Abruzzo Hunters feast, never refuse food from the farmers table
One evening, we turned up to our friend’s house to buy some eggs. They were busy eating a wonderful dinner. All 15 people, mostly extended family and nieces and nephews invited us to sit down and dine with them. As if by magic 2 foldaway chairs were produced and knives and forks were spirited up from somewhere. Our Abruzzo friends always grow very excited at the prospect of unexpected guests feasting with them on their finest foods. So they started eating their hunters feast. All of these families were hunters. We were graciously offered cinghiale, wild boar stew, which was lovely. Merrily I tucked in and it was very good. It tastes a bit like beef that has been stewed for a while. Our hosts all did the usual Abruzzo thing of piling up your plate every time you looked away to talk to some-one. As usual the conversation was exuberant and excitable and of course, we were interrogated by everyone with enormous and thinly veiled fascination. But next our hostess proudly brought out a huge round wide pan filled with tiny rabbit carcasses and showed it to me with a huge eagar smile. I had never eaten rabbit and didn’t relish the thought of eating something so furry and cute. Panic set in and I told my husband we would have to go. If you have ever tried excusing yourself from a dining table in Abruzzo for any reason whatsoever you will know how hard this task was. But we insisted determinedly and amidst many protestations we made our getaway, phew that was close…..
Since then we moved house and our friends here are farmers, not hunters, however they also keep all manner of things and unlike the last lot of Abruzzo friends, these people know that I am very squeamish and take great delight in tormenting me.
I have been served rabbit, and this time I dutifully ate it. And that was even after I had been to visit the animals in their pens on the farm. Have you ever seen a tiny baby rabbit. To say they are cute is a huge understatement.
I have been served sausages made of offal and minced up lung. Yep I ate that too, to be fair liver sausages taste very good, were it not for the fact that I helped to make them and saw what bits of the piggy went into them I would not be put off at all.
I was once served pigs blood, yes I had a taste. It smelt really good. Tasted a bit strange, not something I would like to indulge in often.

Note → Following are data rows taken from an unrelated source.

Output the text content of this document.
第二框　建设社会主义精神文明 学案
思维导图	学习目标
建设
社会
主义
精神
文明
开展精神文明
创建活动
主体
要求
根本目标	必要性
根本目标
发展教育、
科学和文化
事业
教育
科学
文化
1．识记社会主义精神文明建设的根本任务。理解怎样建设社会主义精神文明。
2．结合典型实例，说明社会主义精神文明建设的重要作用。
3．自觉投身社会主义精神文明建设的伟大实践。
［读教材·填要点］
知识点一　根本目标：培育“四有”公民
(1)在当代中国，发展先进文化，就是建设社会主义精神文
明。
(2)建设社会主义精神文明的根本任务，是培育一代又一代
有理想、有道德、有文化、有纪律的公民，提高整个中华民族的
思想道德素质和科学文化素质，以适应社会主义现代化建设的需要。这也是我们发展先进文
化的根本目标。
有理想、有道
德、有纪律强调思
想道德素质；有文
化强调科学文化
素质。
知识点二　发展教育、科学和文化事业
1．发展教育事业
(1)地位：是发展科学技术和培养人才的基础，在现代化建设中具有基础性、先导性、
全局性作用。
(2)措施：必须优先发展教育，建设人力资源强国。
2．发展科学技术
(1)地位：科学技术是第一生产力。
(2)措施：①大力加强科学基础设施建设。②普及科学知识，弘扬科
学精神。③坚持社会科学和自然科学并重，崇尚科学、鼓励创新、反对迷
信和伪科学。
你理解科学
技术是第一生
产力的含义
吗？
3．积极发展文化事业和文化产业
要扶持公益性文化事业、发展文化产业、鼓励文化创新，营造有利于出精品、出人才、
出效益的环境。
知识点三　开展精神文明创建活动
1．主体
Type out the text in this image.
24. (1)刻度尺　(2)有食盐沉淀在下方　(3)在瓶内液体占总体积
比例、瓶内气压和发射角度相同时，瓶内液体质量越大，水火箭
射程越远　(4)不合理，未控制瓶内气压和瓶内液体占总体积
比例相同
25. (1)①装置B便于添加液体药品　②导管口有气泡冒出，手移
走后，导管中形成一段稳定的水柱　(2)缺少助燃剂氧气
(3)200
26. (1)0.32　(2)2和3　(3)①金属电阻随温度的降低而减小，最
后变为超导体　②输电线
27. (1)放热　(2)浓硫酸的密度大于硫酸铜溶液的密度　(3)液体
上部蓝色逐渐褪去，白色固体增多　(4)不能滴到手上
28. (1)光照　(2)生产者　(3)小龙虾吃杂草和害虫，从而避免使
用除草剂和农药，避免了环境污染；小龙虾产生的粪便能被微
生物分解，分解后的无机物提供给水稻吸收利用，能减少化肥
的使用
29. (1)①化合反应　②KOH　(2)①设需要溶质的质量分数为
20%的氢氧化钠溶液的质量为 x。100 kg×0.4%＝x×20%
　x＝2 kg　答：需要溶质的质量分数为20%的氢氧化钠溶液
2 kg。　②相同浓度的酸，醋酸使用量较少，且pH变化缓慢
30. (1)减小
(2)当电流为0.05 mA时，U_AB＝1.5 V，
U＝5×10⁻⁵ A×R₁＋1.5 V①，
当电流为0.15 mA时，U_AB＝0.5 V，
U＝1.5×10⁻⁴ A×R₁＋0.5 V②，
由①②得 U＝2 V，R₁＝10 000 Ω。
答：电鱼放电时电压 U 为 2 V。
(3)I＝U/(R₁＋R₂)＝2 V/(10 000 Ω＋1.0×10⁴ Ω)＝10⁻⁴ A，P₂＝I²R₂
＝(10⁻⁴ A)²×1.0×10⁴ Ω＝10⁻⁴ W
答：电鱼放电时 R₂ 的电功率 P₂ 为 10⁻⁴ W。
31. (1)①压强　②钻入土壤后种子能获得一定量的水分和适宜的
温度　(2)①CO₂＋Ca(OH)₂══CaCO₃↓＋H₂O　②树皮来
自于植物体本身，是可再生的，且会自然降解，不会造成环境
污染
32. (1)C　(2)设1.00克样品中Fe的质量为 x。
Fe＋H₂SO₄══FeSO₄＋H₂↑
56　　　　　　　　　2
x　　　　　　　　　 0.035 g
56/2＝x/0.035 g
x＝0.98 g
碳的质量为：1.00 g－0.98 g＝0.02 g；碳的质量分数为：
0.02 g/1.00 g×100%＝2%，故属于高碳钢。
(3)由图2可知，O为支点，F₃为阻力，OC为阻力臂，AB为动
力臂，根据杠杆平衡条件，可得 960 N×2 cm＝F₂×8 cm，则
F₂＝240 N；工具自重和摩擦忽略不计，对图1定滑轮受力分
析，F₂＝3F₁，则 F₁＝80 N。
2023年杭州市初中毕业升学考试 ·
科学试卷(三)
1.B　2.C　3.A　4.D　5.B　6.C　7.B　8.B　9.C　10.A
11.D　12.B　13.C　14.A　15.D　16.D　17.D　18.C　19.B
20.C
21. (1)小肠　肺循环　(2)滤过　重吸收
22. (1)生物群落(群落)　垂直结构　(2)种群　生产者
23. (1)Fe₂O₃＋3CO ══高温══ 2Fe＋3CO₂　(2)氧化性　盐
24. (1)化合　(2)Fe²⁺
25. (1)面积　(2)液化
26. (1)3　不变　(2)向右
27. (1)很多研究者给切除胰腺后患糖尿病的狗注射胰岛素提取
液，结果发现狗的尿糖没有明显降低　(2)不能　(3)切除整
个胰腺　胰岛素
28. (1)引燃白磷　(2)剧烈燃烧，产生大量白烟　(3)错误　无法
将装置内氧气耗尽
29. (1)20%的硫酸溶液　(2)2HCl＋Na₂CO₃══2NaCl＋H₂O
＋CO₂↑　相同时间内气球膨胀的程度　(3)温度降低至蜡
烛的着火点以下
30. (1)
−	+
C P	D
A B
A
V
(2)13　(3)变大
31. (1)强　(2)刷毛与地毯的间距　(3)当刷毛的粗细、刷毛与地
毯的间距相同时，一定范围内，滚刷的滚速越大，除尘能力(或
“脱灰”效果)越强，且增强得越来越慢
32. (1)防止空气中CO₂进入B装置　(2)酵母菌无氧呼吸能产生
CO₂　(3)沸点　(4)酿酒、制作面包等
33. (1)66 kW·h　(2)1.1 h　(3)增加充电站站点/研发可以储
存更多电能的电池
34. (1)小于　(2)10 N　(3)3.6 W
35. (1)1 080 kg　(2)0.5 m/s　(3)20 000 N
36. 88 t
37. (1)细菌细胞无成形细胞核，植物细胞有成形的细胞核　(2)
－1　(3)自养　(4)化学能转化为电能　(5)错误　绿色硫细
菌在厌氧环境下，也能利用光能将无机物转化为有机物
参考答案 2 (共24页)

The fact is that nothing is wasted on a farm. Every part of the animal is respected and treated like something that they have worked extremely hard for. Which of course, they have. That is why it is almost impossible to turn down food with the farmer himself sitting directly to your right hand studying your facial expressions and eagerly awaiting praise. In fact all the while the farmer insists that the food produced on his hill is the best in the world. You know what, I do believe he is right.